Grover Cleveland

Veto Message

August 04, 1886

To the House of Representatives:

I herewith return without approval House bill No. 3551, entitled "An act granting a pension to George W. Cutler, late a private in Company B, Ninth New Hampshire Volunteers."

This claimant enlisted July 12, 1862, and was discharged June 22, 1863, for disability resulting from "scrofulous ulceration of the tibia and fibula of right leg; loss of sight of left eye."

He made a claim for pension in 1865, alleging an injury while loading commissary stores, resulting in spitting of blood, injury to lungs, and heart disease.

This claim was rejected August 31, 1865.

In 1867 he again enlisted in the United States infantry, and was discharged from that enlistment March 29, 1869, for disability, the certificate stating that--

He is unfit for military service by reason of being subject to bleeding of the lungs. He was wounded, while in the line of his duty in the United States Army, at Fredericksburg, Va., December 13, 1862. Said wound is not the cause of his disability.

Afterwards, and in the year 1879, he filed affidavits claiming that he was wounded by a minie ball at the battle of Fredericksburg, December 13, 1862, and was injured by falling down an embankment.

In 1883 he filed an affidavit in which he stated that the disability for which he claims a pension arose from injuries received in falling down a bank at Fredericksburg and being tramped on by troops, causing a complication of diseases resulting in general debility.

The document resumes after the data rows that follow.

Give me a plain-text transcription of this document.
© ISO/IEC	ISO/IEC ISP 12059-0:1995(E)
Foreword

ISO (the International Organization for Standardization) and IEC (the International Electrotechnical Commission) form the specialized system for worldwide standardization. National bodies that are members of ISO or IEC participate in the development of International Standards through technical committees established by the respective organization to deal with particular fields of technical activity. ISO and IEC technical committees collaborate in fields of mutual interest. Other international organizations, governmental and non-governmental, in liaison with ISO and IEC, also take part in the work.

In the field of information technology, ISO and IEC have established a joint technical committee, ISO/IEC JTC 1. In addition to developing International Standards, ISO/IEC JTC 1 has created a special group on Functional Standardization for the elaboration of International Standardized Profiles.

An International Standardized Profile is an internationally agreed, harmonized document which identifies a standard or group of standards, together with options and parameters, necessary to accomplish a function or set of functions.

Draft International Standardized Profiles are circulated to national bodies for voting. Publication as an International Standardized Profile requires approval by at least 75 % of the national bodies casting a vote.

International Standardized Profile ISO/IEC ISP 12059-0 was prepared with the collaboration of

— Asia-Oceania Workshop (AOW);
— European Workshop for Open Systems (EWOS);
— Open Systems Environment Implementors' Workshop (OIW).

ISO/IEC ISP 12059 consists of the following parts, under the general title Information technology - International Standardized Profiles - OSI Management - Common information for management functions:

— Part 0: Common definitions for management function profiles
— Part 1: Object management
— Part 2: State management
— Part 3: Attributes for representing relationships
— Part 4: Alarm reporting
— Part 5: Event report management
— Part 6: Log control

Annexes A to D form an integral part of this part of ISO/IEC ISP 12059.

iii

The statement in the certificate of discharge from his second enlistment as to the wound he received by a minie ball at Fredericksburg was of course derived from his own statement, as it was related to a prior term of service.

The records of the Adjutant-General's Office furnish no evidence of wounds or injury at Fredericksburg.

The injury alleged at first as a consequence of loading commissary stores seems to have been abandoned by the claimant for the adoption of a wound at Fredericksburg, which in its turn seems to have been abandoned and a fall down a bank and trampling upon by troops substituted.

Whatever injuries he may have suffered during his first enlistment, and to whatever cause he chooses at last to attribute them, they did not prevent his reenlistment and passing the physical examination necessary before acceptance.

The surgeon of the Ninth New Hampshire Volunteers, in which he first enlisted, states that he remembers the claimant well; that he was mustered and accepted as a recruit in spite of his (the surgeon's) protest; that he was physically unfit for duty; that he had the appearance of impaired health, and that his face and neck were marked by one or more deep scars, the result, as the claimant himself alleged, of scrofulous abscesses in early youth. He expresses the opinion that he is attempting to palm off these old scars as evidence of wounds received, and that if he had been wounded as he claimed he (the surgeon) would have known it and remembered it.

It is true that whenever in this case a wound is described it is located in the jaw, while some of the medical testimony negatives the existence of any wound.

The contrariety of the claimant's statements and the testimony and circumstances tend so strongly to impeach his claim that I do not think the decision of the Pension Bureau should be reversed and the claimant pensioned.